Sans plus de questionnement, il avait trouvé une grande ville qu'on lui indiqua comme Tokyo, sans doute une bourgade méconnue de l'Empire Indochinois Britannique qui avait dû s'étendre par la grâce de Victoria. Peut-être était-ce une ancienne capitale, d'une feue civilisation tout à fait barbare à qui il avait échappé les grands principes de la civilisation moderne, dont la pince à sucre.
Mais il apprit assez vite que son nouvel anglais était du japonais et que par voie de conséquence, il était en terre inconnue. On lui apprit aussi que le Japon n'avait jamais été l'Angleterre. Comme la science et l'histoire progressaient vite ! En quelques jours l'Angleterre n'a jamais été et a toujours été le Japon !
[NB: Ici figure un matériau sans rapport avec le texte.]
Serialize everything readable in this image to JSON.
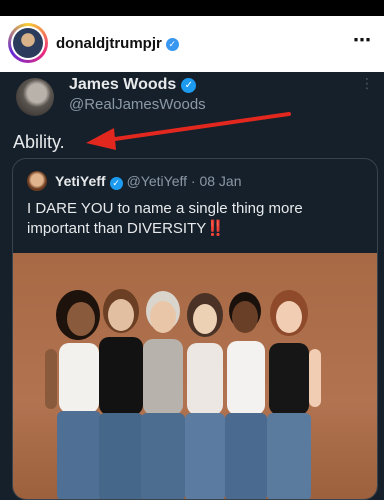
{
  "instagram": {
    "username": "donaldjtrumpjr",
    "verified_mark": "✓",
    "more_icon": "⋯"
  },
  "tweet": {
    "author_name": "James Woods",
    "author_handle": "@RealJamesWoods",
    "verified_mark": "✓",
    "more_icon": "⋮",
    "text": "Ability."
  },
  "quoted_tweet": {
    "author_name": "YetiYeff",
    "verified_mark": "✓",
    "author_handle": "@YetiYeff",
    "separator": "·",
    "date": "08 Jan",
    "text": "I DARE YOU to name a single thing more important than DIVERSITY",
    "emphasis": "‼️"
  },
  "colors": {
    "tweet_bg": "#15202b",
    "verified_blue": "#1d9bf0",
    "arrow_red": "#e2281e",
    "photo_bg": "#a86a45"
  }
}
On l'amena alors jusqu'à un lieu qu'il avait déjà vu, il en était sûr. C'était un lieu qu'on nommait l'Agence, où il avait passé une semaine, il y a 169 ans. Il n'en avait bien entendu pas le moindre souvenir, seul le bâtiment lui revenait en mémoire, seule la construction
lui sonnait une cloche, ce qu'il avait fait durant une semaine naguère avait pris le large il y a bien longtemps de cela.
Quand il dit au premier inconnu sur lequel il avait pu tombé qu'il ne savait guère que faire, qu'il ne comprenait pas bien ce qui lui arrivait, et qu'il ne connaissait rien ni personne, ce gentil homme lui répondit le plus simplement du monde que ce n'était pas son problème et que chacun devait s'occuper de ses immondices excrémentielles avec une parrhésie qui feignit le vulgaire. Il lui répondit quelque chose d'on-ne-peut-plus-raffiné mais -et c'est bien dommage- sujet à méprise (et c'est ce qu'il advint)
Cénobite abscons ! Nycthémère nyctalope ! Repartant avec un oeil qui ainsi qu'une sauce était au beurre noir, il repartit et posa sa question à un second quidam qui lui conseilla, magnanime, d'aller passer de nouveau un temps à l'Agence en colocation afin de ne plus ne pas savoir quoi faire, afin de comprendre, afin surtout de connaître quelqu'un et quelqu'autre. En partant il lui dit qu'il fallait bien s'y faire, que ça n'arrivait généralement qu'une fois et qu'il fallait faire avec mais que s'il en était autrement plus difficile pour lui de supporter ce changement, qu'il avait pour trois jours seulement, une dizaines de potions en solde à -30% dans une ruelle toute proche et qu'il avait plusieurs élixirs pour revenir parmi ceux qui n'ont jamais mis les pieds ici.
Payer un breuvage pour voyager jusqu'à chez des gens ? Balivernes ! Chansons ! Et puis il y a tant de gens qui n'ont mis pied sur rue, là où je le mets céans hui que je m'en verrais fractionné en tant de petites divisions que je ne saurais plus où donner du morceau. Avait-il pensé un peu fort avant de se diriger vers l'Agence.